It is deplorable to demean a Gold Star family and propose to ban all Muslims from entering the United States.
It is deplorable for a candidate for president of a major party to kick off his campaign by labeling most Mexicans as rapists and murderers.
It is deplorable to play footsie with David Duke, to repeatedly retweet white nationalists and false stats about black men and crime, to praise the enthusiasm
of supporters who beat a homeless Hispanic man in Boston and punch a black man at rally, to say black people have a lazy trait and have them ushered off the casino floor when you show up.
It is deplorable to rise to national political prominence on the bigotry that is "birtherism," even more deplorable to have neither the character nor the courage either publicly to renounce or repeat that assertion while touting your supposed toughness as a primary reason to vote for you.
It is deplorable that the list of deplorable things done and said by the Republican nominee for president is so long it's hard and exhausting to try to remember them all.
It is deplorable that a sizable percentage of his supporters love him because of those awful things -- deplorable that they now feel it is OK to express those views in public. That is not excusable -- no matter how much economic pain they've contended with these past few decades.
But what's most deplorable is the knee-jerk pushback against anyone who dares point out this reality, as though exposing the deplorable is worse than the deplorable things themselves. Maybe the best way to avoid being labeled deplorable is to stop doing and saying and standing for deplorable things?
The public has struggled as it has grappled with Donald Trump's new brand of bigotry, the promotion of a kind of hate that until now had existed at the far margins of politics and was censured by all decent people when it crept into the public discourse.
Against this backdrop, now there is a flare-up because Hillary Clinton on Friday made the mistake of reminding people about Trump's track record and why he was able to garner more support than 16 more qualified Republican candidates.
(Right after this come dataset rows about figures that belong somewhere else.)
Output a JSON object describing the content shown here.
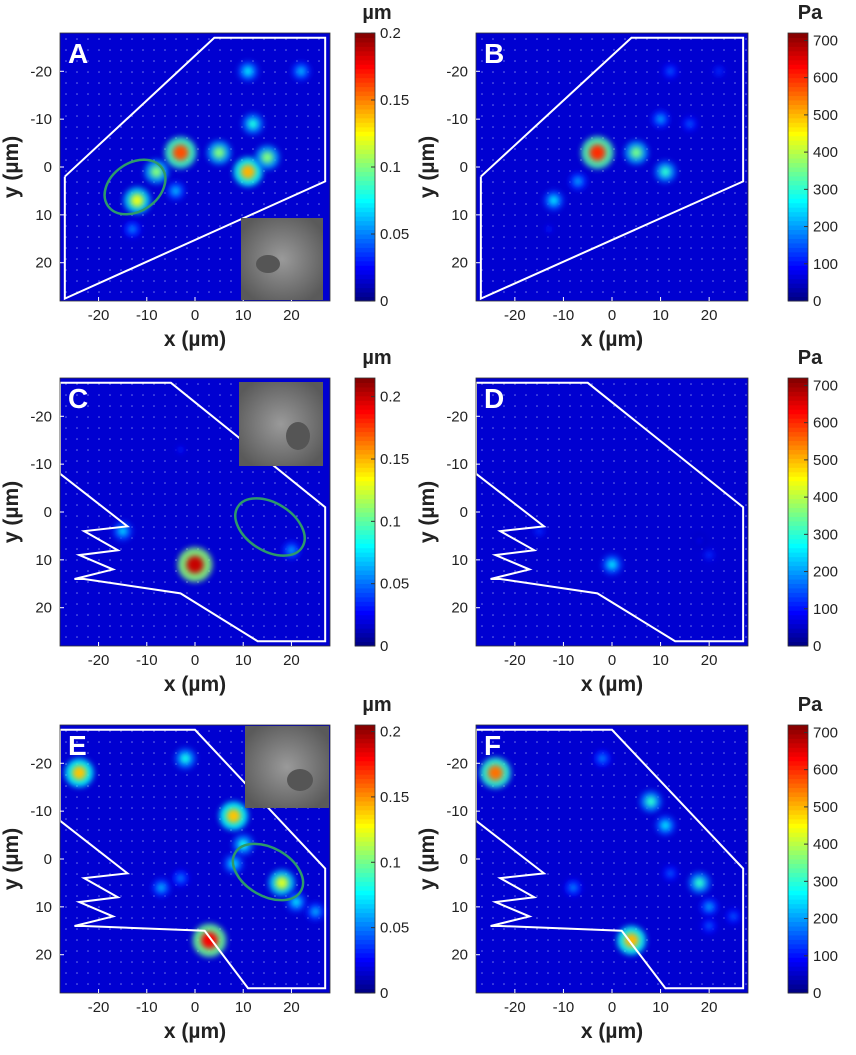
{
  "chart_data": [
    {
      "type": "heatmap",
      "panel": "A",
      "xlabel": "x (µm)",
      "ylabel": "y (µm)",
      "xlim": [
        -28,
        28
      ],
      "ylim": [
        -28,
        28
      ],
      "y_reversed": true,
      "xticks": [
        -20,
        -10,
        0,
        10,
        20
      ],
      "yticks": [
        -20,
        -10,
        0,
        10,
        20
      ],
      "colormap": "jet",
      "colorbar_label": "µm",
      "clim": [
        0,
        0.2
      ],
      "cticks": [
        0,
        0.05,
        0.1,
        0.15,
        0.2
      ],
      "outline_x": [
        -27,
        4,
        27,
        27,
        -27,
        -27
      ],
      "outline_y": [
        2,
        -27,
        -27,
        3,
        27.5,
        2
      ],
      "x": [
        -3,
        -12,
        -8,
        5,
        11,
        12,
        15,
        11,
        22,
        -13,
        -4
      ],
      "y": [
        -3,
        7,
        1,
        -3,
        1,
        -9,
        -2,
        -20,
        -20,
        13,
        5
      ],
      "values": [
        0.16,
        0.12,
        0.1,
        0.1,
        0.14,
        0.08,
        0.1,
        0.07,
        0.06,
        0.05,
        0.06
      ]
    },
    {
      "type": "heatmap",
      "panel": "B",
      "xlabel": "x (µm)",
      "ylabel": "y (µm)",
      "xlim": [
        -28,
        28
      ],
      "ylim": [
        -28,
        28
      ],
      "y_reversed": true,
      "xticks": [
        -20,
        -10,
        0,
        10,
        20
      ],
      "yticks": [
        -20,
        -10,
        0,
        10,
        20
      ],
      "colormap": "jet",
      "colorbar_label": "Pa",
      "clim": [
        0,
        720
      ],
      "cticks": [
        0,
        100,
        200,
        300,
        400,
        500,
        600,
        700
      ],
      "outline_x": [
        -27,
        4,
        27,
        27,
        -27,
        -27
      ],
      "outline_y": [
        2,
        -27,
        -27,
        3,
        27.5,
        2
      ],
      "x": [
        -3,
        5,
        11,
        -12,
        10,
        -7,
        16,
        12,
        22,
        -13
      ],
      "y": [
        -3,
        -3,
        1,
        7,
        -10,
        3,
        -9,
        -20,
        -20,
        13
      ],
      "values": [
        600,
        350,
        300,
        250,
        200,
        200,
        150,
        150,
        120,
        100
      ]
    },
    {
      "type": "heatmap",
      "panel": "C",
      "xlabel": "x (µm)",
      "ylabel": "y (µm)",
      "xlim": [
        -28,
        28
      ],
      "ylim": [
        -28,
        28
      ],
      "y_reversed": true,
      "xticks": [
        -20,
        -10,
        0,
        10,
        20
      ],
      "yticks": [
        -20,
        -10,
        0,
        10,
        20
      ],
      "colormap": "jet",
      "colorbar_label": "µm",
      "clim": [
        0,
        0.215
      ],
      "cticks": [
        0,
        0.05,
        0.1,
        0.15,
        0.2
      ],
      "outline_x": [
        -28,
        -5,
        27,
        27,
        13,
        -3,
        -23,
        -25,
        -17,
        -24,
        -16,
        -23,
        -14,
        -28,
        -28
      ],
      "outline_y": [
        -27,
        -27,
        -1,
        27,
        27,
        17,
        14,
        14,
        12,
        9,
        8,
        4,
        3,
        -8,
        -27
      ],
      "x": [
        0,
        -15,
        20,
        -3
      ],
      "y": [
        11,
        4,
        8,
        -13
      ],
      "values": [
        0.2,
        0.07,
        0.06,
        0.03
      ]
    },
    {
      "type": "heatmap",
      "panel": "D",
      "xlabel": "x (µm)",
      "ylabel": "y (µm)",
      "xlim": [
        -28,
        28
      ],
      "ylim": [
        -28,
        28
      ],
      "y_reversed": true,
      "xticks": [
        -20,
        -10,
        0,
        10,
        20
      ],
      "yticks": [
        -20,
        -10,
        0,
        10,
        20
      ],
      "colormap": "jet",
      "colorbar_label": "Pa",
      "clim": [
        0,
        720
      ],
      "cticks": [
        0,
        100,
        200,
        300,
        400,
        500,
        600,
        700
      ],
      "outline_x": [
        -28,
        -5,
        27,
        27,
        13,
        -3,
        -23,
        -25,
        -17,
        -24,
        -16,
        -23,
        -14,
        -28,
        -28
      ],
      "outline_y": [
        -27,
        -27,
        -1,
        27,
        27,
        17,
        14,
        14,
        12,
        9,
        8,
        4,
        3,
        -8,
        -27
      ],
      "x": [
        0,
        -15,
        20,
        18
      ],
      "y": [
        11,
        4,
        9,
        6
      ],
      "values": [
        250,
        120,
        120,
        80
      ]
    },
    {
      "type": "heatmap",
      "panel": "E",
      "xlabel": "x (µm)",
      "ylabel": "y (µm)",
      "xlim": [
        -28,
        28
      ],
      "ylim": [
        -28,
        28
      ],
      "y_reversed": true,
      "xticks": [
        -20,
        -10,
        0,
        10,
        20
      ],
      "yticks": [
        -20,
        -10,
        0,
        10,
        20
      ],
      "colormap": "jet",
      "colorbar_label": "µm",
      "clim": [
        0,
        0.205
      ],
      "cticks": [
        0,
        0.05,
        0.1,
        0.15,
        0.2
      ],
      "outline_x": [
        -28,
        0,
        27,
        27,
        11,
        2,
        -23,
        -25,
        -17,
        -24,
        -16,
        -23,
        -14,
        -28,
        -28
      ],
      "outline_y": [
        -27,
        -27,
        2,
        27,
        27,
        15,
        14,
        14,
        12,
        9,
        8,
        4,
        3,
        -8,
        -27
      ],
      "x": [
        3,
        -24,
        -2,
        8,
        18,
        10,
        21,
        25,
        -7,
        8,
        -3
      ],
      "y": [
        17,
        -18,
        -21,
        -9,
        5,
        -3,
        9,
        11,
        6,
        1,
        4
      ],
      "values": [
        0.18,
        0.14,
        0.08,
        0.14,
        0.12,
        0.08,
        0.07,
        0.06,
        0.06,
        0.07,
        0.05
      ]
    },
    {
      "type": "heatmap",
      "panel": "F",
      "xlabel": "x (µm)",
      "ylabel": "y (µm)",
      "xlim": [
        -28,
        28
      ],
      "ylim": [
        -28,
        28
      ],
      "y_reversed": true,
      "xticks": [
        -20,
        -10,
        0,
        10,
        20
      ],
      "yticks": [
        -20,
        -10,
        0,
        10,
        20
      ],
      "colormap": "jet",
      "colorbar_label": "Pa",
      "clim": [
        0,
        720
      ],
      "cticks": [
        0,
        100,
        200,
        300,
        400,
        500,
        600,
        700
      ],
      "outline_x": [
        -28,
        0,
        27,
        27,
        11,
        2,
        -23,
        -25,
        -17,
        -24,
        -16,
        -23,
        -14,
        -28,
        -28
      ],
      "outline_y": [
        -27,
        -27,
        2,
        27,
        27,
        15,
        14,
        14,
        12,
        9,
        8,
        4,
        3,
        -8,
        -27
      ],
      "x": [
        4,
        -24,
        8,
        18,
        11,
        -8,
        20,
        25,
        -2,
        12,
        20
      ],
      "y": [
        17,
        -18,
        -12,
        5,
        -7,
        6,
        10,
        12,
        -21,
        3,
        14
      ],
      "values": [
        500,
        550,
        300,
        300,
        250,
        180,
        200,
        150,
        180,
        150,
        150
      ]
    }
  ]
}
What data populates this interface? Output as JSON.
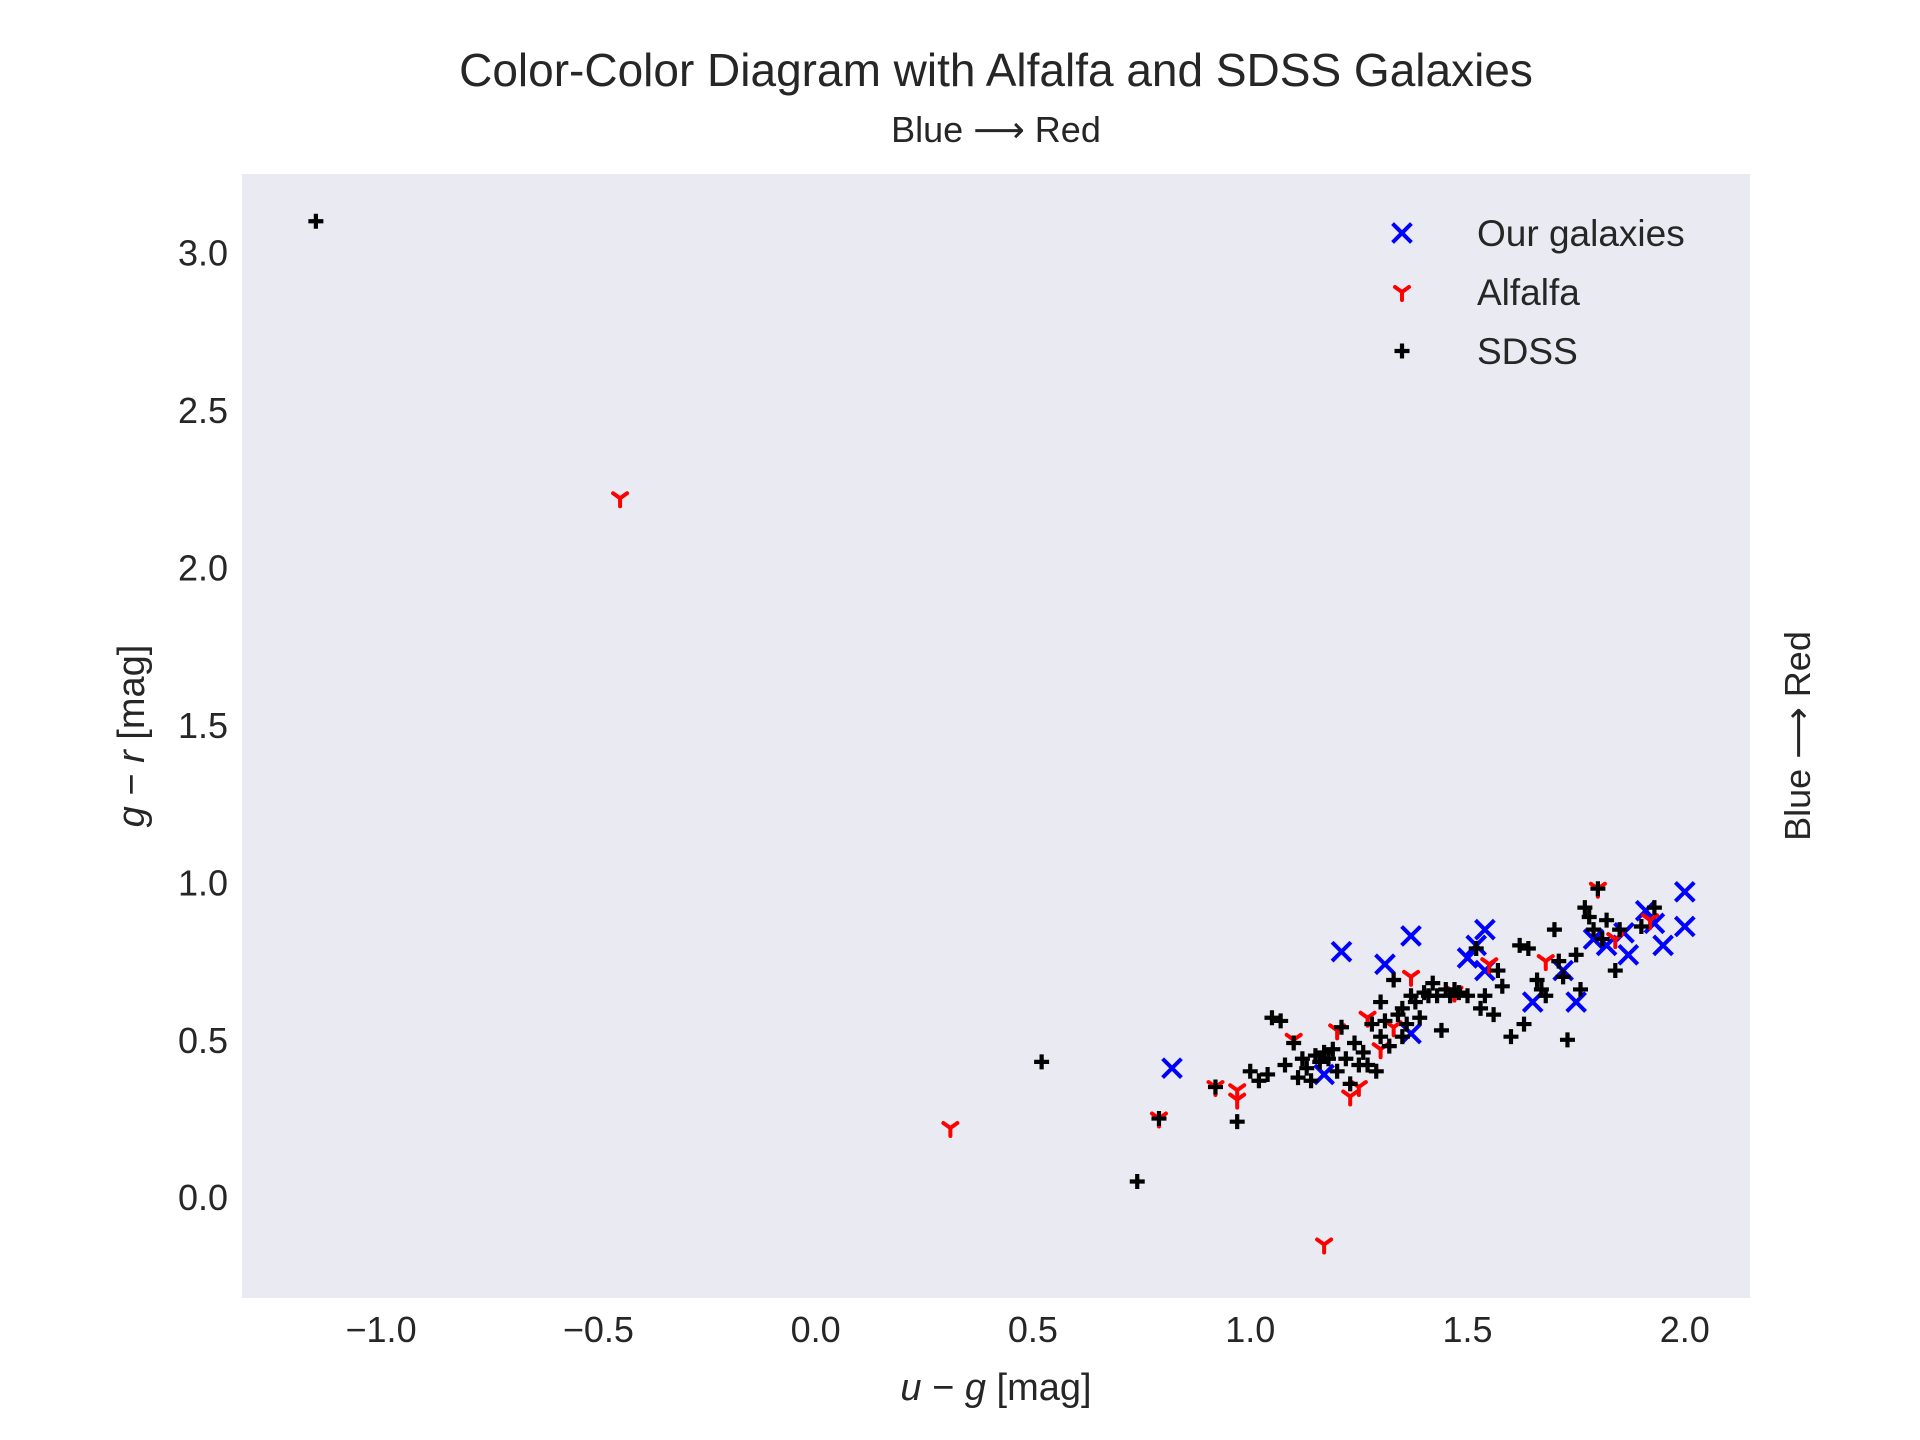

(Never mind that earlier the same day, the "alt-right" that Trump has helped usher into the mainstream
was busy detailing reasons why some races are superior to others and that Jews can't be trusted.)
To get a sense of the overwrought outrage over Clinton's comments, you need to read them in full context:
"You know, to just be grossly generalistic, you could put half of Trump's supporters into what I call the basket of deplorables. Right? The racist, sexist, homophobic, xenophobic, Islamophobic -- you name it," Clinton told a crowd at a fund-raiser Friday night.
Surely no right-thinking American disagrees that racism, sexism, homophobia, xenophobia and Islamophobia are, indeed, deplorable.
"(Trump) has lifted them up. He has given voice to their websites that used to only have 11,000 people -- now have 11 million. He tweets and retweets their offensive, hateful, mean-spirited rhetoric. Now, some of those folks -- they are irredeemable, but thankfully they are not America," Clinton said.
Trump has lifted them up. He has given them voice. There's a reason Duke and white nationalists are so giddy about the prospect of a "President Trump." No one who has followed this campaign in any serious way can dispute that reality.
The only debate seems to be what percentage of Trump's followers are animated by his bigotry. Fifty percent like Clinton said Friday? (She has since expressed regret for saying "half."
) Ten percent? Twenty? The roughly 40% of Republicans who chose Trump against 16 other candidates while the primaries were still competitive?
Or maybe the nearly three-quarters of Republicans who either don't believe or doubt President Barack
Obama was actually born in America, a figure that is so high in large part because of the efforts of Trump that go back to at least 2011?
It is important for Clinton -- and others -- to speak clearly about the danger posed by the ugliness unleashed by Trump, because no matter what happens in November, we all will have to deal with the fallout. Not to do so would be to become party to the mainstreaming of bigotry.
That's where I'll caution Clinton and her supporters. The most foulmouthed, foul-thinking Trump supporters are America but are not irredeemable. A complex set of factors that can't be fully captured by a poll leads to people's embrace of bigotry and homophobia and sexism.
And the truth is there are many people who make up Clinton's base -- and other portions of the American populace -- who could easily be taken in
by that kind of rhetoric, given the right circumstances. None of us is immune to our basest fears and instincts.